You sound like a very talented weenie. :slight_smile:

I am an overweight, bearded bespectacled sloppily dressed bloke. :eek:
However I am very good at what I do. :smiley:

I have been offered every job I wanted. I currently have a job where I eventually wrote my own job description.*

I think you can do well too. Just do the usual stuff:

  • prepare by thinking about what you want and they want
  • turn up on time, appropriately dressed
  • stay calm and answer honestly

Good luck!

*(I asked my boss what would happen if I wrote that I wanted to work in Hawaii just one day a week. He smiled and said “You enjoy this job too much to mess about.”)

My PI got some funding help last year. I’m not sure if he can get assistance again. You couldn’t get your act together in a year?

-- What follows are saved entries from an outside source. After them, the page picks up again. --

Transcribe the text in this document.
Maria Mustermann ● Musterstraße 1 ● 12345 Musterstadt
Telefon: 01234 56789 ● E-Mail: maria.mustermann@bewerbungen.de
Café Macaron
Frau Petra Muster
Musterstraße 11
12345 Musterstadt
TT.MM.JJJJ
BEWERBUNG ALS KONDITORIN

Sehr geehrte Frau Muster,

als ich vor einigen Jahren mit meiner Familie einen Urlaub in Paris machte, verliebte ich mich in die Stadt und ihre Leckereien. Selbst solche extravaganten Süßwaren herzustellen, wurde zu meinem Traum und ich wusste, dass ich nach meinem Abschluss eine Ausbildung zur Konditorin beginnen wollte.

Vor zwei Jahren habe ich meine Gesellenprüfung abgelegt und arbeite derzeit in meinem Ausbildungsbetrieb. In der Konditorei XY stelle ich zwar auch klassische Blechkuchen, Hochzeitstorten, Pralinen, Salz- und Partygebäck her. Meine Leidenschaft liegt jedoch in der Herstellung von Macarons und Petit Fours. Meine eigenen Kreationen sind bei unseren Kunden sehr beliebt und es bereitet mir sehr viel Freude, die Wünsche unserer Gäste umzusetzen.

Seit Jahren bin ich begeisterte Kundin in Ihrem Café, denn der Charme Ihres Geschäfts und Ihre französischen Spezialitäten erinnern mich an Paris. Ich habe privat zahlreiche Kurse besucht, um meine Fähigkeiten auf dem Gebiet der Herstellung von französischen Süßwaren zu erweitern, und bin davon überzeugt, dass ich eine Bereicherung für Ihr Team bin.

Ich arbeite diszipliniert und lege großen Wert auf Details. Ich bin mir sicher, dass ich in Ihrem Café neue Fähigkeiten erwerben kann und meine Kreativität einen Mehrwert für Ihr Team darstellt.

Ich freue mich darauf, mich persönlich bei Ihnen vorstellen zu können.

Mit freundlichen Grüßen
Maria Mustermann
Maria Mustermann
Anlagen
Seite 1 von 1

I’m not certain I’ll lose my job once the DH leaves, but I know there will be a dramatic change in the department’s dynamics. I work for a Transplant Immunology department. The DH and my PI are the only researcher doing transplant surgery on animals; the other labs focus on molecule biology and tissue cultures. Chances are, the new DH will be an invitro (test tube) researcher rather than an in viva (using animals) researcher. When push comes to shove, I fear that the PI would rather keep my co-worker, Rob the Aussie (a very experienced mouse heart transplant surgeon). Rob is very valuable and his skill set is hard to find. I’m a little easier to replace.

The post doc’s and grad students are scurrying. I’ve been listening to what they have to say. (That’s how I found out about the DH leaving before he made an offical annoucement. Eavesdropping isn’t always a bad thing.)

Right now, I think bio-medical research is like being stranded in the artic ocean: You have to jump from one melting iceburg to another in order to survive.